UPDATE: Much ado about nothingThe NHK piece I watched this morning turns out to have been total crap and essentially a staged sending of a password. My apologies for being duped. I should have seen through the bullshit, and I'll explain why below.
But first, the security company that was featured has posted a clarification on their blog. Both the Baidu IME and Simeji are doing cloud conversion of Japanese text. That is, conversion of 2-byte hiragana（全角文字）to kanji. So to do this, it sends all 2-byte text to the cloud, and they claim the text is sent even when the option is turned off. So, yes, this would seem to be a bug. If the cloud option is off, nothing should be done in the cloud.
However, it does not send standard (single byte) text at all.
Credit card numbers and passwords are always in single byte text, which means that neither the Baidu IME or simeji would have sent them, and the clarification explains just that:
Baidu IME , Simejiでは、全角入力の場合のみ情報が送信されています。クラウド入力Offの場合でも入力文字列を送信していました。パスワードなど半角入力のみの場合は送信されていません。クレジット番号や電話番号も変換しなければ送られません。
The Baidu IME and Simeji only send information when text is entered as two byte text. This happens even when cloud input is turned off. Passwords that are in single byte text are not sent. Credit card and phone numbers are also not sent if they do not require conversion. [Emphasis is original]What this last sentence says is that if you enter the numbers in two byte text, e.g., １２３４, then it will be sent since it is a conversion candidate.
Heres the thing: no one ever enters passwords or credit card number as two byte text, so the cases that they would have been sent are essentially zero. You cannot enter a credit card number (partially for this reason) as two-byte text on any e-commerce site.
The staged password theftGetting to how all this go started, they used a phrase in Japanese that was essentially "1234 is a password," and it was done as １２３４はパスワードです。(Or something like that). The camera then zooms in on a computer monitor that is capturing and displaying the Baidu IME's communication with the cloud server and they show １２３４ being sent. At the time, I was thinking, "who uses 2-byte text for passwords?"
And the answer is:
A security company being broadcast on national TV uses 2-byte text for a password when that is the only way to trigger the reaction they want, even when it's a totally impossible situtation. The whole thing was staged. NHK is usually much better than this.

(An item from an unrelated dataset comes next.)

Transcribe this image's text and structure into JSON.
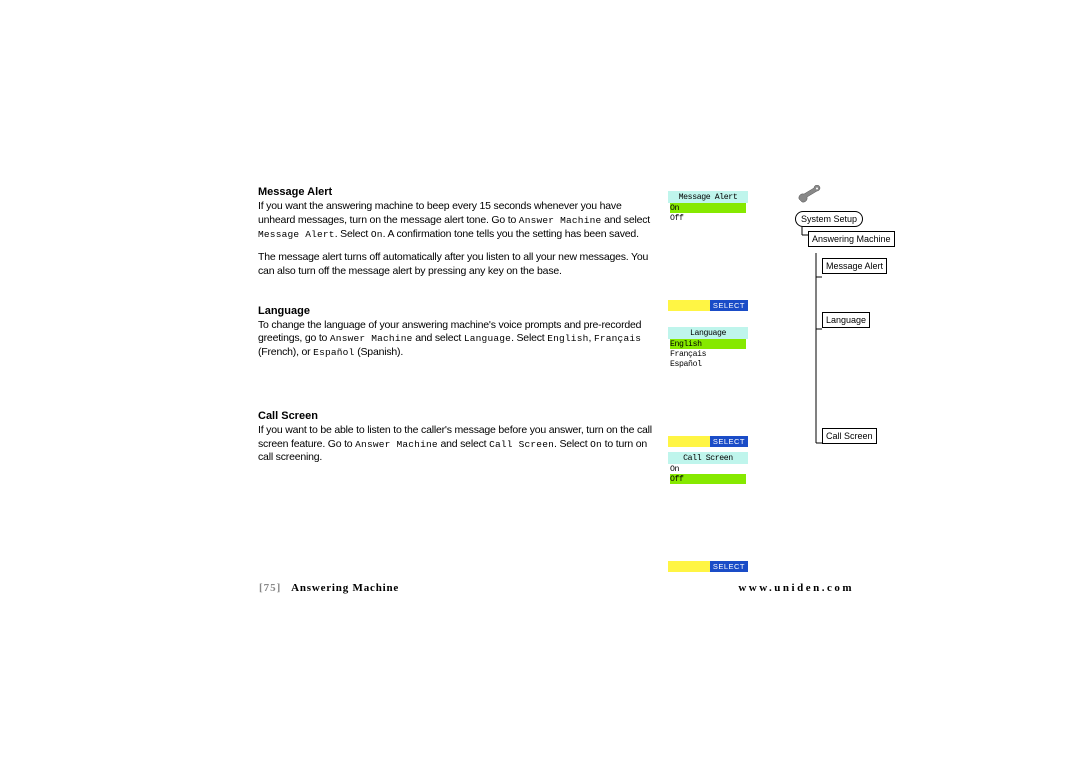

Original postAccording to NHK [J], the Baidu IME for PCs is sending all keystrokes, plus application and computer information, to outside servers even when the settings are explicitly set to not send information.
It's less clear what is happening with Simeji android IME. I haven't used it in years since adamrocker sold it to Baidu. With Simeji, it could just be that it is set to send and receive data by default, as opposed to sending data always, regardless of preference settings. Either way, I recommend avoiding it for the Google Japanese IME (insert NSA joke here).
This is very different from other IMEsOf course all IMEs have the ability to send data back home. This allows for new words to be added as they become commonly used and for general improvements to input*. The difference here are major. According to the NHK article, both Google and Just Systems (maker of ATOK) send anonymized usage statistics with explicit permission from the user. That is, sending information is opt-in.
Baidu on the other hand does the exact opposite. Data are sent by default. Data are not anonymized. Raw text input is sent. You cannot opt out. If you do opt out, data are sent anyway.
* I'd argue that Swype, while I initially praised it's Japanese input, does actively not collect any information about how Japanese is input. None of these suggestions or bug has been fixed or implemented. I feel like I basically had to teach Japanese grammar to the swype keyboard, but with any complex sentence structure, forget about swyping in Japanese.